Non dobbiamo mai dimenticare che, a parte casi estremi e oserei dire quasi patologici, il primo obiettivo di un genitore è salvaguardare la salute del proprio bambino. Chi finora ha esitato a vaccinarlo o vaccinarla non lo ha fatto quasi mai per menefreghismo, ma piuttosto per indecisione, nel timore di procurare un danno maggiore di quello da cui lo si vuole proteggere.

È solo capendo questo che ci si può approcciare ai genitori nel modo migliore. Senza paternalismo, senza saccenza o atteggiamenti di superiorità intellettuale.

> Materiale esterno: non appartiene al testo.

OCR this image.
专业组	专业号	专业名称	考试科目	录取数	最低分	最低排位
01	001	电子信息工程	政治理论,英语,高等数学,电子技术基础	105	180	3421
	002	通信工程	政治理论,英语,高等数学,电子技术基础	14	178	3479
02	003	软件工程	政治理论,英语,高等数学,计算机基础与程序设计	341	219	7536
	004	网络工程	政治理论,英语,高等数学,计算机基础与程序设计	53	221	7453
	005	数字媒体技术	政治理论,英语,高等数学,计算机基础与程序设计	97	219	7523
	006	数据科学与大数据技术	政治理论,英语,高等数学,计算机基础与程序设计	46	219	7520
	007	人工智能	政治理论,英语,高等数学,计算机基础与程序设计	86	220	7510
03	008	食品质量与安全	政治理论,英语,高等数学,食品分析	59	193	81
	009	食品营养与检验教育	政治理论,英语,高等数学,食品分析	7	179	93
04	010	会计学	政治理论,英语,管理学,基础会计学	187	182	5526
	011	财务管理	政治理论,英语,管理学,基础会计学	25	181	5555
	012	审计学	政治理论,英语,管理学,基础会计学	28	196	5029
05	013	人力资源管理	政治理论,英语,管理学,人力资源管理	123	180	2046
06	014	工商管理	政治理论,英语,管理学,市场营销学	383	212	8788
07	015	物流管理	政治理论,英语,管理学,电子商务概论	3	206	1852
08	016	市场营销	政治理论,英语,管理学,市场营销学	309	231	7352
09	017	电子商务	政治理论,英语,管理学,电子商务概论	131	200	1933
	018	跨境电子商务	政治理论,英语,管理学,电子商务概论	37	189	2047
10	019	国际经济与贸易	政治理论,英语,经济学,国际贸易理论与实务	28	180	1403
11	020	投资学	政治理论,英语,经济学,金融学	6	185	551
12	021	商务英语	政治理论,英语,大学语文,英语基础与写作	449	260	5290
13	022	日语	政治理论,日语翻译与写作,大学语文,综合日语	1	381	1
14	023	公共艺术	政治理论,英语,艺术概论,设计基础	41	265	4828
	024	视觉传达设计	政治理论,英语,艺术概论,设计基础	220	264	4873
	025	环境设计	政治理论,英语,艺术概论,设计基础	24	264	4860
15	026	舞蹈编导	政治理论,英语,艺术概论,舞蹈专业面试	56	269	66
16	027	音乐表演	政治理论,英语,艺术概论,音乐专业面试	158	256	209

Nell’editoriale con cui ho presentato i miei obiettivi nell’assumere la direzione di Uppa, un’iniziativa di comunicazione alle famiglie indipendente e priva di pubblicità, mi ero concentrata sul concetto di empowerment, una parola che purtroppo è difficile tradurre in italiano. Nel portare contenuti scientificamente solidi ai genitori e a tutti coloro che si relazionano ai bambini non intendiamo convincerli a seguire una linea piuttosto che un’altra, ma solo fornire loro gli strumenti per compiere scelte informate e consapevoli. Un approccio che a mio parere dovrebbe caratterizzare tutta la comunicazione della salute, anche da parte dei medici nei confronti dei loro pazienti. .

Bibliografia

1. https://www.governo.it/it/cscovid19/report-vaccini/

2. Schuster M, Duclos P (eds). WHO Recommendations Regarding Vaccine Hesitancy. Vaccine 2015; 33, 4155-4218.

3. Kahneman D. Pensieri lenti, pensieri veloci. Milano: Mondadori, 2012.